3.4.      De wrakingskamer is voorts, gezien het hiervoor in 3.3. vermelde van oordeel dat verzoeker de bevoegdheid tot het indienen van wrakingsverzoeken misbruikt. De wrakingskamer zal daarom op voet van artikel 3, derde lid, Wrakingsprotocol Kamers voor het notariaat bepalen dat een volgend wrakingsverzoek van verzoeker in de onderhavige zaak niet in behandeling wordt genomen.

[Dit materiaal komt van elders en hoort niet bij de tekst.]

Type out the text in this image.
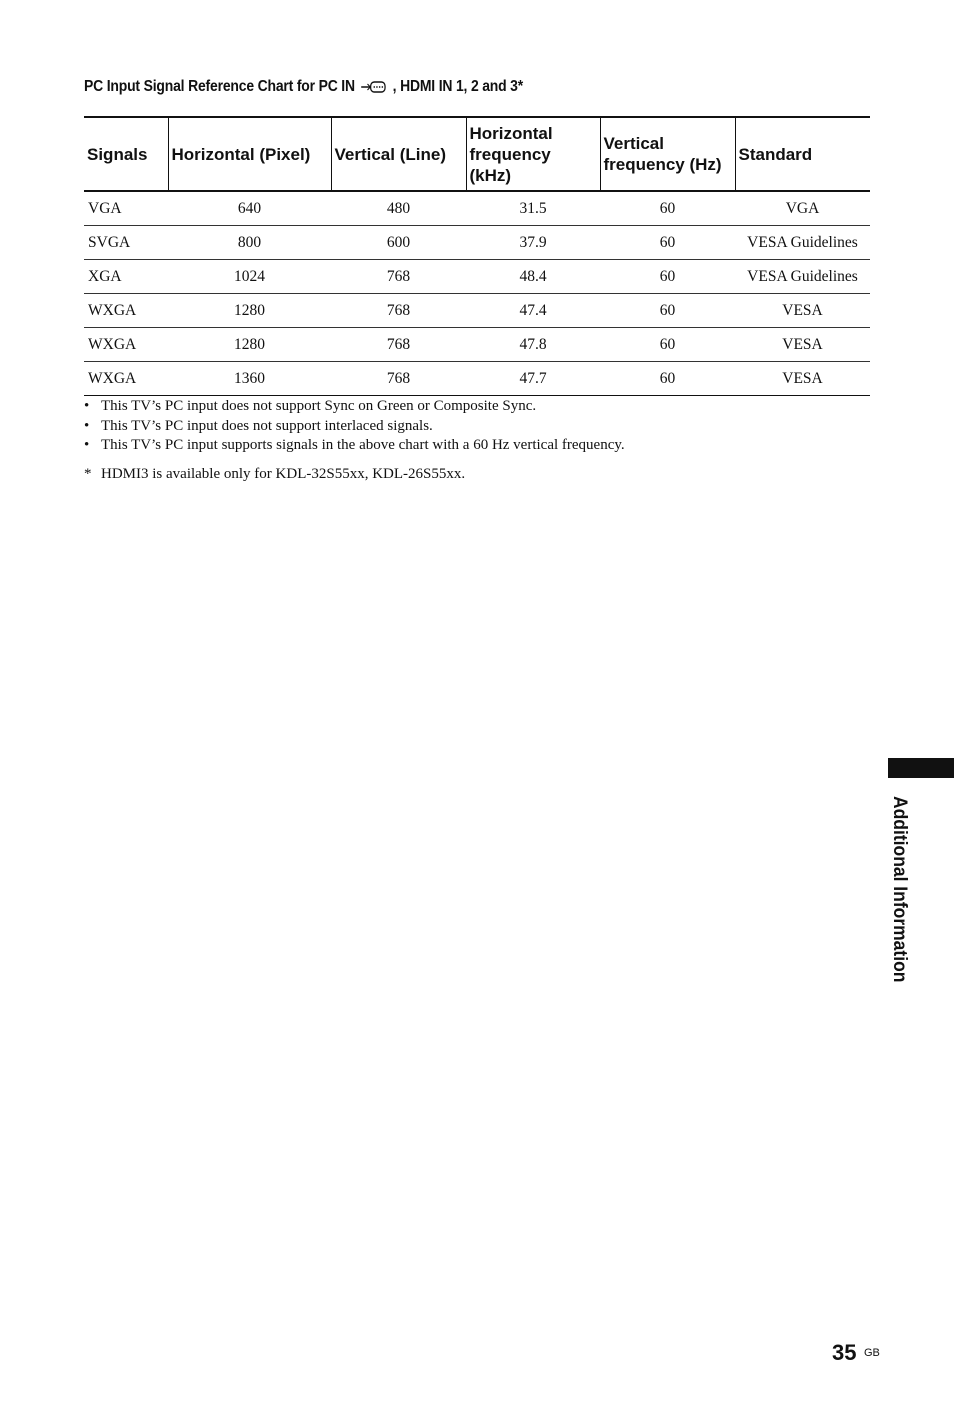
PC Input Signal Reference Chart for PC IN , HDMI IN 1, 2 and 3*
Signals	Horizontal (Pixel)	Vertical (Line)	Horizontal frequency (kHz)	Vertical frequency (Hz)	Standard
VGA	640	480	31.5	60	VGA
SVGA	800	600	37.9	60	VESA Guidelines
XGA	1024	768	48.4	60	VESA Guidelines
WXGA	1280	768	47.4	60	VESA
WXGA	1280	768	47.8	60	VESA
WXGA	1360	768	47.7	60	VESA
• This TV’s PC input does not support Sync on Green or Composite Sync.
• This TV’s PC input does not support interlaced signals.
• This TV’s PC input supports signals in the above chart with a 60 Hz vertical frequency.
* HDMI3 is available only for KDL-32S55xx, KDL-26S55xx.
Additional Information
35 GB
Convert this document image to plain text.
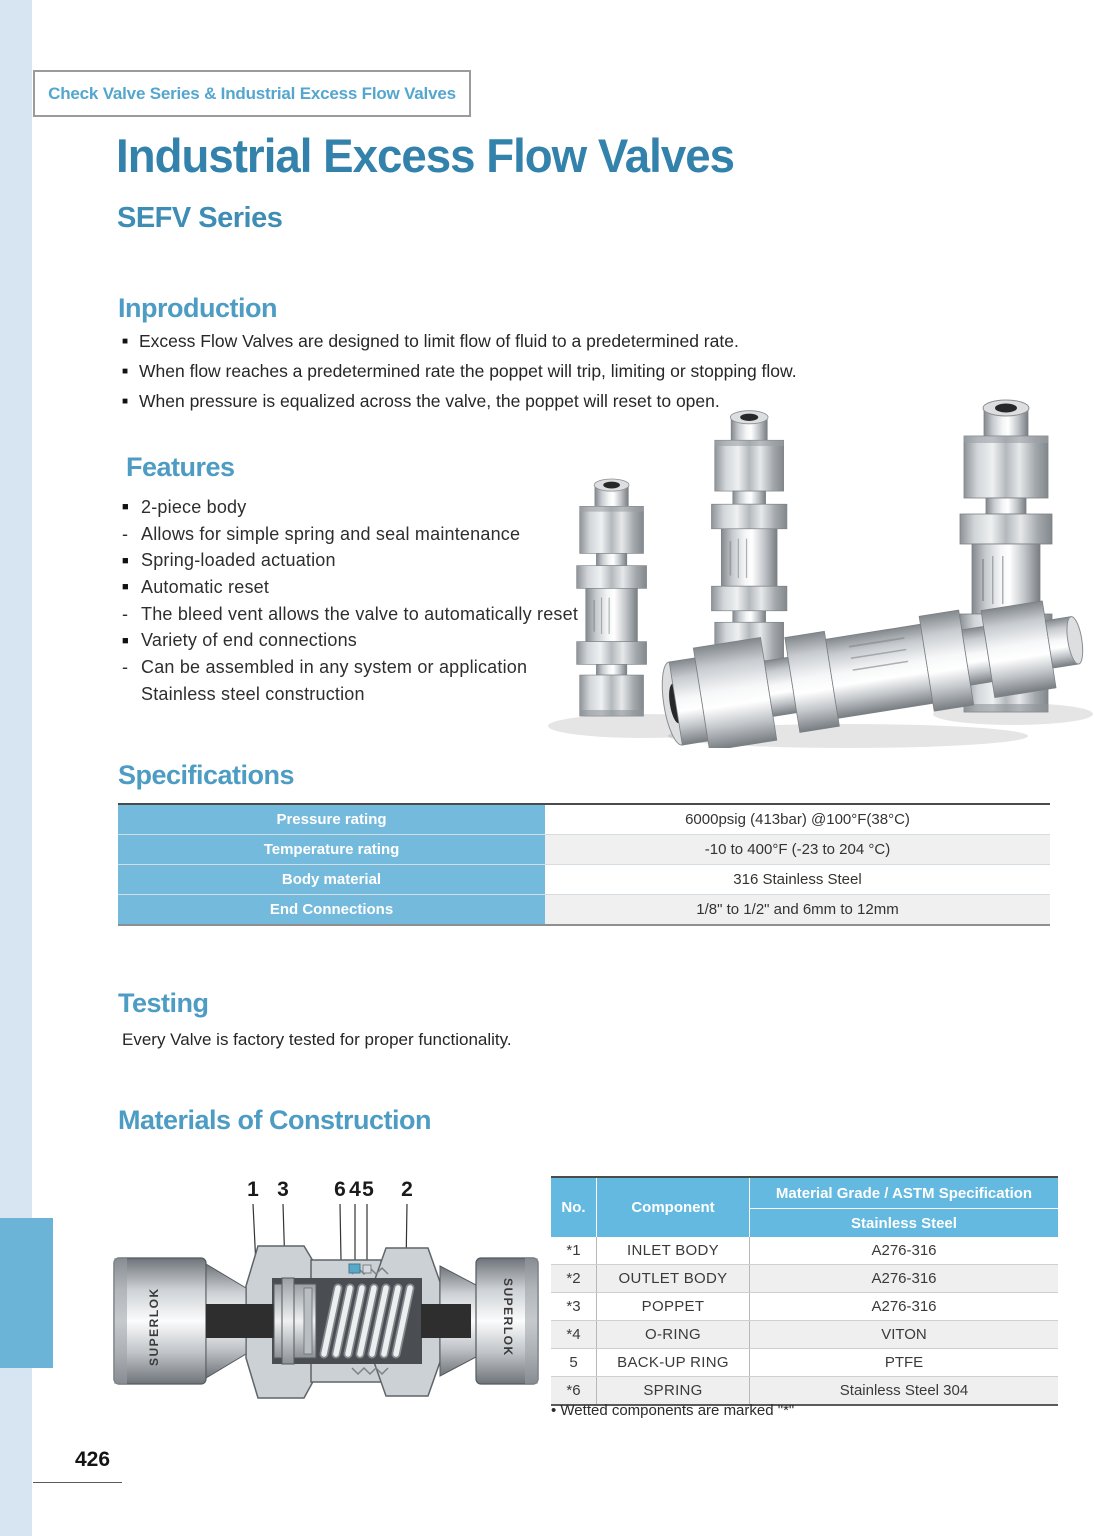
Check Valve Series & Industrial Excess Flow Valves
Industrial Excess Flow Valves
SEFV Series
Inproduction
■ Excess Flow Valves are designed to limit flow of fluid to a predetermined rate.
■ When flow reaches a predetermined rate the poppet will trip, limiting or stopping flow.
■ When pressure is equalized across the valve, the poppet will reset to open.
Features
■ 2-piece body
- Allows for simple spring and seal maintenance
■ Spring-loaded actuation
■ Automatic reset
- The bleed vent allows the valve to automatically reset
■ Variety of end connections
- Can be assembled in any system or application
Stainless steel construction
Specifications
Pressure rating	6000psig (413bar) @100°F(38°C)
Temperature rating	-10 to 400°F (-23 to 204 °C)
Body material	316 Stainless Steel
End Connections	1/8" to 1/2" and 6mm to 12mm
Testing
Every Valve is factory tested for proper functionality.
Materials of Construction
SUPERLOK	SUPERLOK
1 3 6 4 5 2
No.	Component
Material Grade / ASTM Specification
Stainless Steel
*1	INLET BODY	A276-316
*2	OUTLET BODY	A276-316
*3	POPPET	A276-316
*4	O-RING	VITON
5	BACK-UP RING	PTFE
*6	SPRING	Stainless Steel 304
• Wetted components are marked "*"
426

3.5.      Het vorenstaande leidt tot de volgende beslissing.

BESLISSING

De wrakingskamer:

-        wijst het verzoek tot wraking van mr. S.P. Pompe af;

-        bepaalt dat de procedure in de zaken met nummers C/13/618440 / NT RK 16/73 en C/13/618443 / NT RK 16/74wordt voortgezet in de stand waarin deze zich bevond ten tijde van het wrakingsverzoek;

-        bepaalt dat een volgend wrakingsverzoek in de onderhavige zaak niet in behandeling zal worden genomen;

-        beveelt dat (een afschrift van) deze beslissing met inachtneming van het bepaalde in artikel 5, derde lid, van het Wrakingsprotocol van de Kamers voor het notariaat wordt toegezonden aan:

-        verzoeker;

-        de wrakingskamer voor het notariaat in het ressort Amsterdam.

Deze beslissing is gegeven door mrs. N.C.H. Blankevoort, voorzitter, T.H. van Voorst Vader, E.H. Huisman, J.H.M. Erkamp en N.T. Vink, leden, in tegenwoordigheid van mr. D. Pieterse, secretaris, en in het openbaar uitgesproken op 14 december 2016.

mr. D. Pieterse,                                                                      mr. N.C.H. Blankevoort

secretaris                                                                               voorzitter

Tegen deze beslissing staat geen rechtsmiddel open.